The Segregated Media Says It’s All Roseanne’s Fault

Beginning in 1968 and until 2005, I held classes in Literature and writing at the University of California at Berkeley. Once in a while, I ran into a student who tried to get a rise out of me by writing a racist story or making a racist comment. I’d instruct the class that they could write all of the racist stories that they desired as long as they were fresh and original. That would usually end these clumsy efforts.

One day, I came to class and found written on the blackboard: “Dinner with Professor Reed, bring your own watermelon.” I told the class that the creator of this comment should come to my office or I’d turn him over to the Dean. I knew the identity of the person. He finally showed up. I told him that if he worked as an apprentice to the playwright Ed Bullins, who was preparing a play for production at Berkeley’s Black Repertory Group Theater, I wouldn’t report him. I thought that he’d get a position as a member of the crew. About ten weeks later, I saw the play. Ed Bullins had given him a role.

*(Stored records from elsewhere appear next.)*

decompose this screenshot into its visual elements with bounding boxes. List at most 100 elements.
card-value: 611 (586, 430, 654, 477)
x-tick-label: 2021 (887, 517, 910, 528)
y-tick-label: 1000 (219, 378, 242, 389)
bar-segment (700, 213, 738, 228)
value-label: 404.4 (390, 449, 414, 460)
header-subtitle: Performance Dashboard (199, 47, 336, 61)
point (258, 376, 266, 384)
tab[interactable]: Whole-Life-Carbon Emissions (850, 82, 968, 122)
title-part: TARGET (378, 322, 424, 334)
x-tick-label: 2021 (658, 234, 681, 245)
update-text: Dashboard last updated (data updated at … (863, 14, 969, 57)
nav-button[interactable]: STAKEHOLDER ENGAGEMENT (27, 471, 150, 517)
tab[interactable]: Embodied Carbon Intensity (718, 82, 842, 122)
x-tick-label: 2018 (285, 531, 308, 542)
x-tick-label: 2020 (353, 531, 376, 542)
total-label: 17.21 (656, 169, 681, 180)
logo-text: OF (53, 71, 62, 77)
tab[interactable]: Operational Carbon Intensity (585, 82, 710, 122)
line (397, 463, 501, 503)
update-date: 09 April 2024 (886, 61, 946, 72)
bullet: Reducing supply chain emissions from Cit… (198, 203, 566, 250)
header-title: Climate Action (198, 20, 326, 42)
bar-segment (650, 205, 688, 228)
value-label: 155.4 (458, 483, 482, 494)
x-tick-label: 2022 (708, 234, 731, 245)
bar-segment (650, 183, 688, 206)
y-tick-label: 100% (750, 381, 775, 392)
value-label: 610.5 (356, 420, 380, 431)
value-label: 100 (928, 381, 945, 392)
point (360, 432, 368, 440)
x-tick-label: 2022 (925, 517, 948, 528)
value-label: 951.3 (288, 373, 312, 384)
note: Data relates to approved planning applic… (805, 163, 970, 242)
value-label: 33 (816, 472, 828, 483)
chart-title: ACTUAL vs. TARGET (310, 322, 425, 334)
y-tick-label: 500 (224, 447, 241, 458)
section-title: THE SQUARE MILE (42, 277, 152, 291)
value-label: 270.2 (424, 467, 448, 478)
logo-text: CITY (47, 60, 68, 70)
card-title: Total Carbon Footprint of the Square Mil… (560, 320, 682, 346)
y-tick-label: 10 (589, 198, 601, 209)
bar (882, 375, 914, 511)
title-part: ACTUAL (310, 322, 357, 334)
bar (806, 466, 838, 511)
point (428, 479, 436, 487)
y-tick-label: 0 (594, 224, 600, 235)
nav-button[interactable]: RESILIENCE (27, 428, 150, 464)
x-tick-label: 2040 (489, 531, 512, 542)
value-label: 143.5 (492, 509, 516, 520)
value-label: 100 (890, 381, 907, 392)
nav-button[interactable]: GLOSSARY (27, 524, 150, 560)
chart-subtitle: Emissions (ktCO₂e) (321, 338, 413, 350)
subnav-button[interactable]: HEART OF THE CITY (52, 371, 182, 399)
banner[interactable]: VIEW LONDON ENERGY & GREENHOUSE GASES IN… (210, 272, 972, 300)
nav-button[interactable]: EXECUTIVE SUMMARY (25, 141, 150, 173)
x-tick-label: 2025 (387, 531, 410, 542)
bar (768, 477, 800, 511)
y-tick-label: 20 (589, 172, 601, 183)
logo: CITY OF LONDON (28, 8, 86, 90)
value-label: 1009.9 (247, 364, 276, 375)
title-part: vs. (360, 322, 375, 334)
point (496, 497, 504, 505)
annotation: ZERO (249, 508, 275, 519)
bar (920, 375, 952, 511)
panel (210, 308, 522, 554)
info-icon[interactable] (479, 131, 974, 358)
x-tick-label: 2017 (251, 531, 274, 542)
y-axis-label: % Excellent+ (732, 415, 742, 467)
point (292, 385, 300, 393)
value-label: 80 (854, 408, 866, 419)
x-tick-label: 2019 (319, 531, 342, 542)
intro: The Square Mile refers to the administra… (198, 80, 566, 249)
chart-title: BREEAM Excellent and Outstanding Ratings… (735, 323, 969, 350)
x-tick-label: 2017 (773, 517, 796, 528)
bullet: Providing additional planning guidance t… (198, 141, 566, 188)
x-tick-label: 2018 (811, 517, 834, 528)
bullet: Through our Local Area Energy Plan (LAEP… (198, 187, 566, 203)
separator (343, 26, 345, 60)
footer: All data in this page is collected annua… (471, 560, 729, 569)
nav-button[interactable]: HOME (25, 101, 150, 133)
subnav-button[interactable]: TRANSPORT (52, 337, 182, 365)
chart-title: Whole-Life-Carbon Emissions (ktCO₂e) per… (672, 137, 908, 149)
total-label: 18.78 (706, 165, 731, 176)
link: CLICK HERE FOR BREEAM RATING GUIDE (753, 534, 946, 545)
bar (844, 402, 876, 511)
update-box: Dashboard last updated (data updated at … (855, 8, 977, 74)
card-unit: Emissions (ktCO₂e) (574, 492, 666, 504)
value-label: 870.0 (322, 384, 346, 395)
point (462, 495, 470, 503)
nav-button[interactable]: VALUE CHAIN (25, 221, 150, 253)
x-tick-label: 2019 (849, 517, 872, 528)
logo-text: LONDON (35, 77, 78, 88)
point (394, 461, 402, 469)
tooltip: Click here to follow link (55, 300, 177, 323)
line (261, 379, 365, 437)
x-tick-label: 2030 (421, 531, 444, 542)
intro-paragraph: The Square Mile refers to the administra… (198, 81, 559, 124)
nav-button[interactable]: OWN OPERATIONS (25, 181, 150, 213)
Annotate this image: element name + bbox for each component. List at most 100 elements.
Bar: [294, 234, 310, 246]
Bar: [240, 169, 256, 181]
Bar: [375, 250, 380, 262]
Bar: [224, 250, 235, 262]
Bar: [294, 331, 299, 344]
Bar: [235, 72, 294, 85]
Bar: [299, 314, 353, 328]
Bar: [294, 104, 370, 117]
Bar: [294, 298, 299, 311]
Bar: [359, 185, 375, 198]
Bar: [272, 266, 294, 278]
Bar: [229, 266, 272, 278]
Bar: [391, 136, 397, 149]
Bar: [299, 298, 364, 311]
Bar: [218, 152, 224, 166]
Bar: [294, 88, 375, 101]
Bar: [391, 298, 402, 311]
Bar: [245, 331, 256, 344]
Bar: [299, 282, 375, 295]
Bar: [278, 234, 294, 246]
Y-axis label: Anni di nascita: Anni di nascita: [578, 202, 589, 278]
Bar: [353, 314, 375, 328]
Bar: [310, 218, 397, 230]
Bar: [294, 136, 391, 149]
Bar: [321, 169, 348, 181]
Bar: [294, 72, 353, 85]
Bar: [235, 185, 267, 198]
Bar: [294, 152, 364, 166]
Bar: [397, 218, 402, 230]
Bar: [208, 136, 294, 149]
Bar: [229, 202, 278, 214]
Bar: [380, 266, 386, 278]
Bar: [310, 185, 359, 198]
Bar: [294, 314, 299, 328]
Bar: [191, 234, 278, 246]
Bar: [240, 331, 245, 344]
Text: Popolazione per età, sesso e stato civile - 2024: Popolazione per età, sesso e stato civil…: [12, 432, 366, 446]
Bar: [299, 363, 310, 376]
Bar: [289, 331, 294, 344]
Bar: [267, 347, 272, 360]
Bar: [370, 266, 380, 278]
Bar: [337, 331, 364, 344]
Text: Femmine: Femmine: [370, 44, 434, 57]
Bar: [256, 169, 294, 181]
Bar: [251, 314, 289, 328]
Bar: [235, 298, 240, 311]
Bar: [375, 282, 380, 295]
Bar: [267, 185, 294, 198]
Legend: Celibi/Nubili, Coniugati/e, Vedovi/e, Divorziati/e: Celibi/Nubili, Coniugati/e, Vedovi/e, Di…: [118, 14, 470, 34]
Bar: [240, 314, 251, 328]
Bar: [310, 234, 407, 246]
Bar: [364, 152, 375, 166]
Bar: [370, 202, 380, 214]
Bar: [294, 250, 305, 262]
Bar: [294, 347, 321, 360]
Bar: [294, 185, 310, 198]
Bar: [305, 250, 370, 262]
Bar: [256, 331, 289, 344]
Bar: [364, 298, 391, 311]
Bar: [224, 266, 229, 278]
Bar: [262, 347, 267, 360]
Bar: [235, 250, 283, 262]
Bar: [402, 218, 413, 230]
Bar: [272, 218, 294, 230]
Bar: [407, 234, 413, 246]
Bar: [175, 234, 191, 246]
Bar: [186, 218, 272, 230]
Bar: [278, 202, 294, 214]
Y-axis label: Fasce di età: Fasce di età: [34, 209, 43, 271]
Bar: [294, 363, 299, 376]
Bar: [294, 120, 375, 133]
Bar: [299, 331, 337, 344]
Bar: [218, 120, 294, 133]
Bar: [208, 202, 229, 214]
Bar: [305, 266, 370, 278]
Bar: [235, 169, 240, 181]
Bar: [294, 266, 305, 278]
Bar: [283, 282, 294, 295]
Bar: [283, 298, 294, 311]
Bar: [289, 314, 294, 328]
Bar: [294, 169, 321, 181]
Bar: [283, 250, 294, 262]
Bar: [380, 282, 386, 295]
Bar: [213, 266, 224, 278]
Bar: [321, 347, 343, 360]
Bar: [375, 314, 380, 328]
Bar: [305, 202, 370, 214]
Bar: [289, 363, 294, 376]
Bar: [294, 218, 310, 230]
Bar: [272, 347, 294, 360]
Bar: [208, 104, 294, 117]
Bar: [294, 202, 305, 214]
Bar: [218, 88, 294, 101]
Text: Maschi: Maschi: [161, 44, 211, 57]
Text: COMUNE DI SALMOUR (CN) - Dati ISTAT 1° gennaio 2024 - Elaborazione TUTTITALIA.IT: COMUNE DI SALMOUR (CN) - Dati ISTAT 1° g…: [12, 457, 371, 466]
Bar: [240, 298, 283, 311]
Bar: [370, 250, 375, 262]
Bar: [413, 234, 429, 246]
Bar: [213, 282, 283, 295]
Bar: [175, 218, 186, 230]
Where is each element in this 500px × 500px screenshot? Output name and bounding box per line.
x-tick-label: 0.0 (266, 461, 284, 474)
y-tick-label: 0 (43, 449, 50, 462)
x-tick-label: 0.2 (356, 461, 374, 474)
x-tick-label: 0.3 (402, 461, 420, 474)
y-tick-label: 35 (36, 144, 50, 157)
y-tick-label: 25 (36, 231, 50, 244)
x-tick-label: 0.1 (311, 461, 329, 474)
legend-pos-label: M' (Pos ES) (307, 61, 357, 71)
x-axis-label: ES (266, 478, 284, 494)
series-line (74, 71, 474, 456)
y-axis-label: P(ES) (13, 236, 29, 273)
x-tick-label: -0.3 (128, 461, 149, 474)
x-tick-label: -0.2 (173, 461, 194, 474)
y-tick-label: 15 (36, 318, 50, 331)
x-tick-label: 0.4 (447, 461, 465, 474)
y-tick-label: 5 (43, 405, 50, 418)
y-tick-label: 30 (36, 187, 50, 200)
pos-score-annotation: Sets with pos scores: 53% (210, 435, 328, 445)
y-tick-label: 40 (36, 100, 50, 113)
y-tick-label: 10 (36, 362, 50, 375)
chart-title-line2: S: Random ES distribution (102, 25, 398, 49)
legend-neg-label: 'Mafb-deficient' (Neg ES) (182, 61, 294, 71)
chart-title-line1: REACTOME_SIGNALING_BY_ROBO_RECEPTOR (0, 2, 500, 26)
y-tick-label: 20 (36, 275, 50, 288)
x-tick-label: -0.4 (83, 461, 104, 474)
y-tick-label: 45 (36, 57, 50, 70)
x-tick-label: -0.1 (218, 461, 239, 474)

I never saw the student after he graduated. I don’t know whether his experience in Black theater and working with a Black playwright changed his mind about race. But I suspect that he, like many White students, who were raised in California towns, some of which were former Sun Down Towns, and like-minded people whom I have encountered Europe, Asia, and Africa, received all of his ideas about race from American film and television. Though ideologues might view Hollywood as “liberal,” the industry has produced a lot of films in which Blacks and Browns are dealt vigilante justice. One of the favorite genres is that of a detective who has to surrender his badge for using excessive force whereupon he’s free to go on a rampage of cracking heads. The much-admired film, “Crash” justifies police brutality and stop-and-frisk sexual molestation.

Roseanne did not invent the idea of Blacks as animals. You can blame some of the thinkers from the Enlightenment. Voltaire, for example, did not distinguish between Black men and apes. The Puritans arrived with the idea that North America, according to William Bradford in his 1650 “Of Puritan Plantation,” was “devoid of all civilized inhabitants and given over to savages, who range up and down, differing little from the wild beasts themselves.” Animal imagery was often used to describe president Michelle and Barack Obama.

But I find the hand-wringing from members of the Fourth Estate, the very ones who exhibit stereotypes of Blacks to hundreds of countries, to be hypocritical. Given the segregated media, most of the comments about Roseanne’s outburst were dominated by White pundits and reporters. On one panel, a smug Rich Lowry of The National Review became the judge of what constituted White Supremacy, when the magazine where he works was founded by an Anglo-Irish White supremacist. The few Blacks who were allowed on TV were preaching to what James Baldwin called “The Chorus of Innocents,” who, in his The Fire Next Time, were offered redemption. Mara Gay of The New York Times editorial board preached redemption as a possible deliverance for Ms. Barr and the next morning, Eugene Robinson, one of the token minority members of “Morning Joe,” used the same word.

Of course, Baldwin got tired of redeeming people and ridiculed “The Chorus of Innocents” in his best novel, Tell Me How Long The Train’s Been Gone. He was deemed ungrateful by his former patrons, and Mario Puzo was chosen to do the Times’s hatchet job on the book, maybe because Baldwin’s Italians are more complex than his.

MSNBC, which did a lot of sanctimonious hectoring of Roseanne has a series called “Lockup” in which viewers are invited to gawk at prisoners who are exhibited like animals in a zoo. Maybe that’s where Roseanne Barr got her ideas.

In 2007, my daughter Tennessee and I were guests of Roseanne Barr’s Las Vegas radio show. I agreed to go on because Tennessee was a big fan of the actress. A CD of the broadcast is among her prized possessions. During the show, Tennessee, who received a Master of Fine Arts degree at Mills College, with an emphasis on poetry, read a lengthy poem about a polar bear whose life was confined to a zoo.

At the end of the show, Roseanne asked me what could be done to solve the problem of racism. I said that education would help. I don’t know about Roseanne’s views about race before or after that show, but since then I’ve had second thoughts about my advice. The kind of education offered by American universities and colleges might even harden her racist views. Those who believe that American colleges and universities are overrun by politically correct radicals haven’t consulted college catalogues. Were they to do so, they’d discover that something American scholars call Western Civilization is dominant and that White Pride is supported in the Humanities divisions. Moreover, radicals of the kind that were present on campuses in the 1960s now can’t afford to go to college.

Some of the schools use “Gone With The Wind” to cover Reconstruction. In this film, enslavers are referred to as merciful “Knights and Ladies.”  Maybe, like my student, Roseanne should consult places where Blacks define themselves instead of having their experience interpreted. One such place is the Black Theater, which, like other ethnic theaters, is close to extinction. They need help. Maybe this is a where she can begin her redemption.